Diane Meier


Bloomsday at the Rosenbach Museum

This past weekend Frank and I were treated to a Bloomsday event that touched and delighted us, not only for its quality, its attention to detail, its pitch-perfect manners, but also for its overwhelming generosity. And about events - I don’t give complements lightly.

Here at MEIER, we have thirty years of client launches, anniversaries, market week events and corporate celebrations under our collective belts. We spent more than a million dollars in one evening for the fiftieth anniversary of a great magazine, we wrote and produced a book about the state and style of weddings across America (which required some serious study about celebrations, marital and otherwise). We’ve a history of managing top-notch market-do’s, from fashion to food, to retail - and we even considered launching a Neiman Marcus Christmas book with a real live cattle drive up Seventh Avenue. Okay, the mayor’s office proved more difficult to wrangle than the actual cattle promised to be – but – I’m just sayin’ – we’ve been there. And my praise for throwing the Great Event is not earned lightly.

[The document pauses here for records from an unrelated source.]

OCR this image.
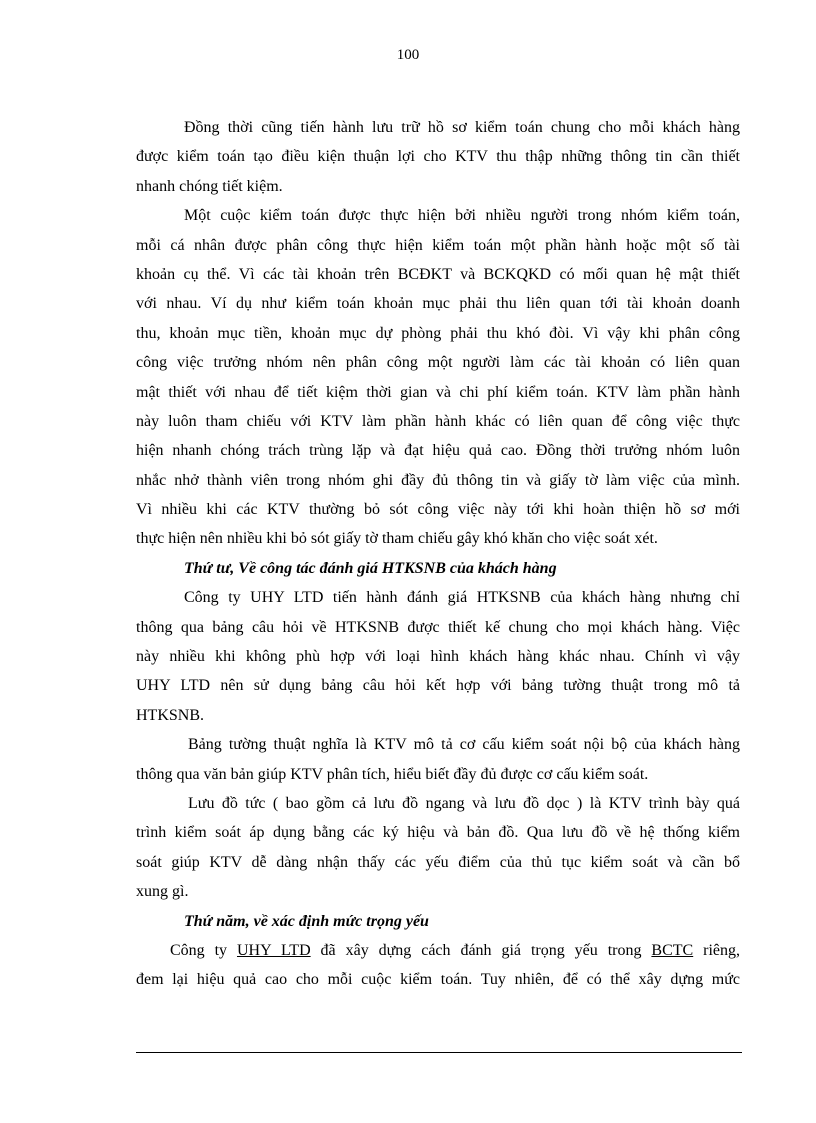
100
Đồng thời cũng tiến hành lưu trữ hồ sơ kiểm toán chung cho mỗi khách hàng
được kiểm toán tạo điều kiện thuận lợi cho KTV thu thập những thông tin cần thiết
nhanh chóng tiết kiệm.
Một cuộc kiểm toán được thực hiện bởi nhiều người trong nhóm kiểm toán,
mỗi cá nhân được phân công thực hiện kiểm toán một phần hành hoặc một số tài
khoản cụ thể. Vì các tài khoản trên BCĐKT và BCKQKD có mối quan hệ mật thiết
với nhau. Ví dụ như kiểm toán khoản mục phải thu liên quan tới tài khoản doanh
thu, khoản mục tiền, khoản mục dự phòng phải thu khó đòi. Vì vậy khi phân công
công việc trưởng nhóm nên phân công một người làm các tài khoản có liên quan
mật thiết với nhau để tiết kiệm thời gian và chi phí kiểm toán. KTV làm phần hành
này luôn tham chiếu với KTV làm phần hành khác có liên quan để công việc thực
hiện nhanh chóng trách trùng lặp và đạt hiệu quả cao. Đồng thời trưởng nhóm luôn
nhắc nhở thành viên trong nhóm ghi đầy đủ thông tin và giấy tờ làm việc của mình.
Vì nhiều khi các KTV thường bỏ sót công việc này tới khi hoàn thiện hồ sơ mới
thực hiện nên nhiều khi bỏ sót giấy tờ tham chiếu gây khó khăn cho việc soát xét.
Thứ tư, Về công tác đánh giá HTKSNB của khách hàng
Công ty UHY LTD tiến hành đánh giá HTKSNB của khách hàng nhưng chỉ
thông qua bảng câu hỏi về HTKSNB được thiết kế chung cho mọi khách hàng. Việc
này nhiều khi không phù hợp với loại hình khách hàng khác nhau. Chính vì vậy
UHY LTD nên sử dụng bảng câu hỏi kết hợp với bảng tường thuật trong mô tả
HTKSNB.
Bảng tường thuật nghĩa là KTV mô tả cơ cấu kiểm soát nội bộ của khách hàng
thông qua văn bản giúp KTV phân tích, hiểu biết đầy đủ được cơ cấu kiểm soát.
Lưu đồ tức ( bao gồm cả lưu đồ ngang và lưu đồ dọc ) là KTV trình bày quá
trình kiểm soát áp dụng bằng các ký hiệu và bản đồ. Qua lưu đồ về hệ thống kiểm
soát giúp KTV dễ dàng nhận thấy các yếu điểm của thủ tục kiểm soát và cần bổ
xung gì.
Thứ năm, về xác định mức trọng yếu
Công ty UHY LTD đã xây dựng cách đánh giá trọng yếu trong BCTC riêng,
đem lại hiệu quả cao cho mỗi cuộc kiểm toán. Tuy nhiên, để có thể xây dựng mức
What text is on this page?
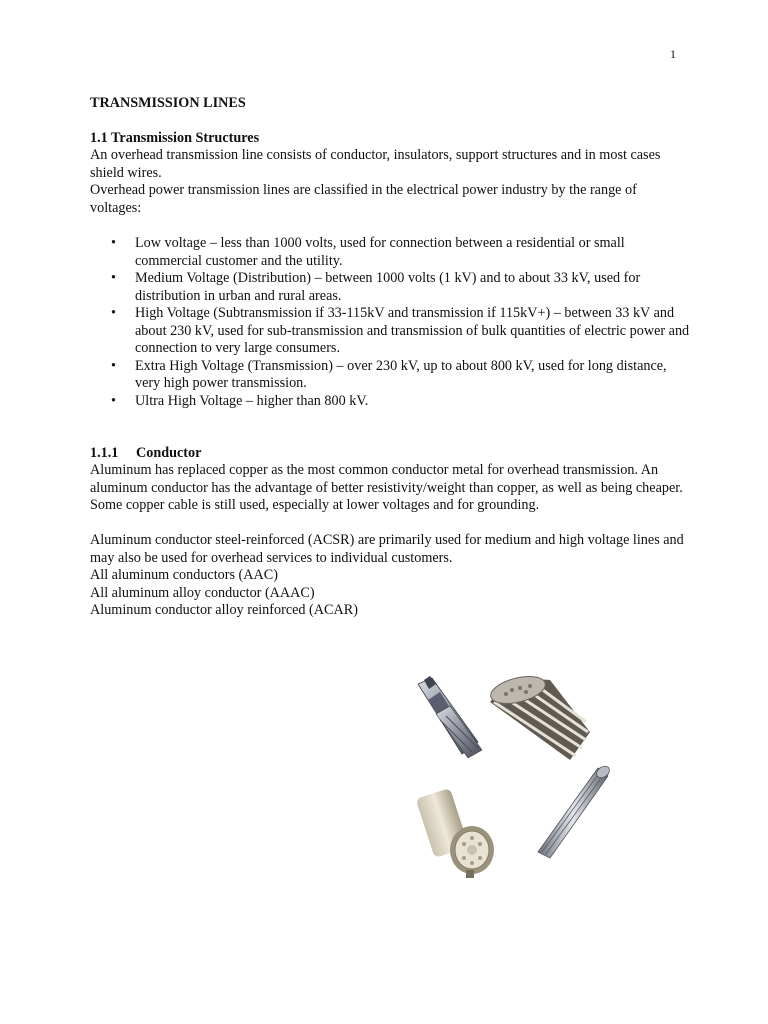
1
TRANSMISSION LINES
1.1 Transmission Structures

An overhead transmission line consists of conductor, insulators, support structures and in most cases shield wires.

Overhead power transmission lines are classified in the electrical power industry by the range of voltages:

• Low voltage – less than 1000 volts, used for connection between a residential or small commercial customer and the utility.
• Medium Voltage (Distribution) – between 1000 volts (1 kV) and to about 33 kV, used for distribution in urban and rural areas.
• High Voltage (Subtransmission if 33-115kV and transmission if 115kV+) – between 33 kV and about 230 kV, used for sub-transmission and transmission of bulk quantities of electric power and connection to very large consumers.
• Extra High Voltage (Transmission) – over 230 kV, up to about 800 kV, used for long distance, very high power transmission.
• Ultra High Voltage – higher than 800 kV.
1.1.1 Conductor

Aluminum has replaced copper as the most common conductor metal for overhead transmission. An aluminum conductor has the advantage of better resistivity/weight than copper, as well as being cheaper. Some copper cable is still used, especially at lower voltages and for grounding.

Aluminum conductor steel-reinforced (ACSR) are primarily used for medium and high voltage lines and may also be used for overhead services to individual customers.

All aluminum conductors (AAC)

All aluminum alloy conductor (AAAC)

Aluminum conductor alloy reinforced (ACAR)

The Rosenbach Museum and Library in Philadelphia cleared all evidence of pre-Ulysses life (parked cars, most notably) from Delancey Place to set up a thousand chairs and make room and welcome for James Joyce and the love of that surrounds him and his great Ulysses. Their fourteenth annual Bloomsday celebration encompassed celebrities, singers, dignitaries, musicians and readings by the neighbors and friends of The Rosenbach. Perfectly timed, perfectly chosen. The audience was more than half the equation, attentive and comfortable in a crowd of like-minded pilgrims, following along on their own texts – many of which were visibly scribbled with notes. And there they happily stayed, for hours and hours and hours. Marvelous.

On an afternoon of incredible beauty – a great blue sky, the breeze rustling the papery leaves of the trees overhead, the dignity of the Rosenbach houses and the peaceful, quiet domesticity of the homes along Delancey Place, we heard the ancient Greek of Homer, read by one of Rosenbach’s brilliant archivists, set as our call to action. Ulysses was, indeed, on those shoulders. Frank followed with the lead passage – “Stately, plump Buck Mulligan….” and we were off and running. Through the day, singers of arias as rich and true as you’d find on a stage at the Met, and tenors singing songs Joyce may have sung himself, blended in perfect harmony with passages chosen to move us through the chapters of Ulysses in understanding and celebration. Someone must have made a pact with the ghosts of Sylvia Beach and Harriette Weaver. It seems as though they’re still watching out for their Jim. No sirens, no thunder, no squabbles. Not a song was lost. Not a chair was broken. No babies cried. Even the dogs held their barking for applause.

Frank writes movingly about the day here. I can only second the motion, but do so with great enthusiasm, and advise: If you have next year’s diary at hand, write in: “Philadelphia – Bloomsday - Rosenbach” right now, and make a reservation at a hotel near Rittenhouse Square. Or call your old college roommate – the one who lives in Philly - and ask if you might sleep on his couch next June 16th. It’s “worth the trip,” as Michelin used to say. It was, in short, the new standard of “How to throw a Bloomsday.” Never to be forgotten, I am so grateful I got to accompany their headliner.